Despite all the traveling I’ve done since coming to China (according to Carlos’ count, two out of my 7+ months here), I think I’ve also managed to stay on top of my studies. Up until this week, though, I’ve never really not done something because of my classes. I’m trying not to let school get in the way of my language learning, you know!
But I’m hoping that the 200 kuai I spent on the HSK will not be wasted, so I’m hitting the books this week. I did flashcard reviews this afternoon and my first practice test this evening. Grumble.
So, as promised . . . here’s the list of my least favorite characters:
- 七 (the number 7), 九 (the number 9), 尺 (ft) and 丈夫 (husband) because despite being ridiculously simple, they’re somehow just really awkward to write.
- 哭 (cry) and 器 (machine) because those tiny boxes are 3 strokes each and nearly impossible to make uniform and pretty – and that’s before you add in the other stuff.
- 压 (to press), 厌 (to detest), and 国 (country) because I can never get those tiny tick marks in the right place.
- 未 (future) and 末 (end), 入 (enter) and 人 (person), because I’m still mad about how long it took me to figure out they were different characters.
- 相, 像, and 象 (xiang); 义, 议, and 忆 (yi); 据 and 居 (ju); 智 and 知 (zhi) because they sound the same and their meanings are too similar to justify their continued existence. Just put some of them out of their misery . . .
- 照 (to illuminate), 鼻 (nose), 窗 (window), and 嘴 (mouth) because it’s seriously impossible to write them in the way they’re pictured. Give me an entire sheet of paper and we’re fine, but a 1-cm-square box? You’ve got to be kidding me.

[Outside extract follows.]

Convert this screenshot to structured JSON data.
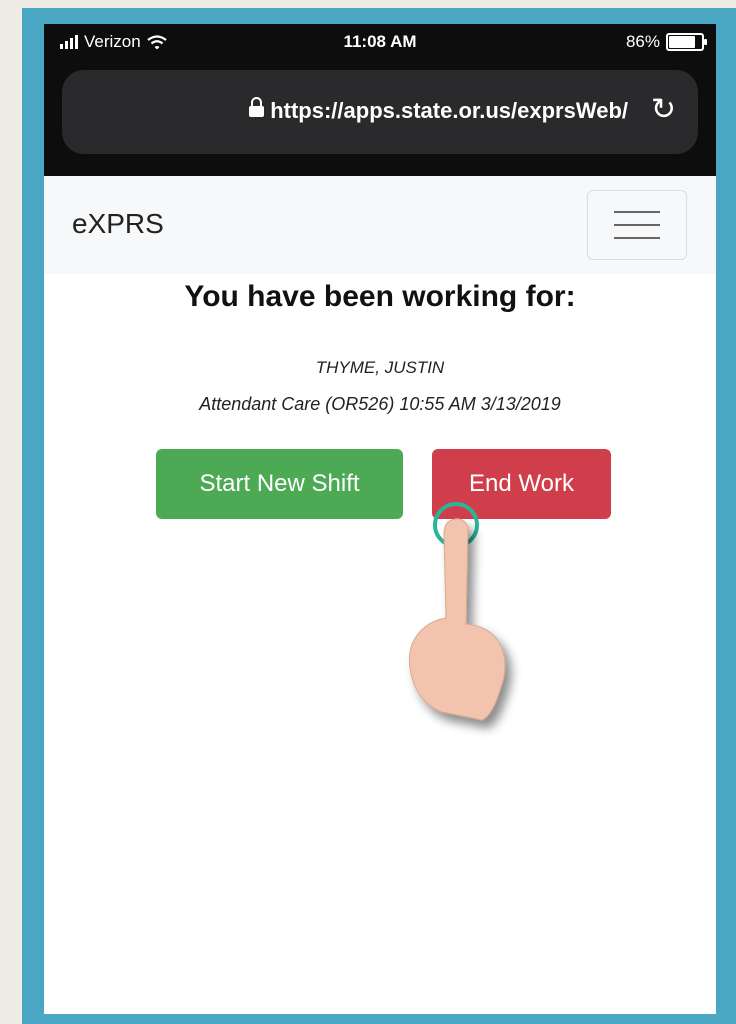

- 酸 (sour): this character and I have major issues; don’t know why. I’m hoping we can move past them like 烧 (to burn) and I managed to make up, but we’ll just have to see about that.
- 熟悉 (to be familiar with): someone do 1.4 billion people a favor and find an easier way to write this, please!
- 得: really unfortunate, as this one is definitely in the top 50 most-commonly used characters, but . . . just look at it and you should understand my dislike.
- 圈 (circle) because it doesn’t look like a circle – it looks like a nightmare.
I don’t want to end on a bad note, so I’ll share the small highlights of my day:
- taking a pre-midterm practice test in Grammar class and getting a 90%
- eating at Caiqingjie with friends, trying something new (炭烤肉, a kind of meat dish), and having it be delicious.
- seeing Sietze’s new cell phone – a fake iPhone that just says ‘Phone’ on the back. The silver apple-shaped sticker is falling off, too, but what do you expect for $70?
- eating spicy barbecue for dinner, followed by ice cream to soothe the tingling mouth.
- watching Big Bang Theory, Season 1, Episode 17 (the one where Sheldon learns Chinese) for like the 5th time.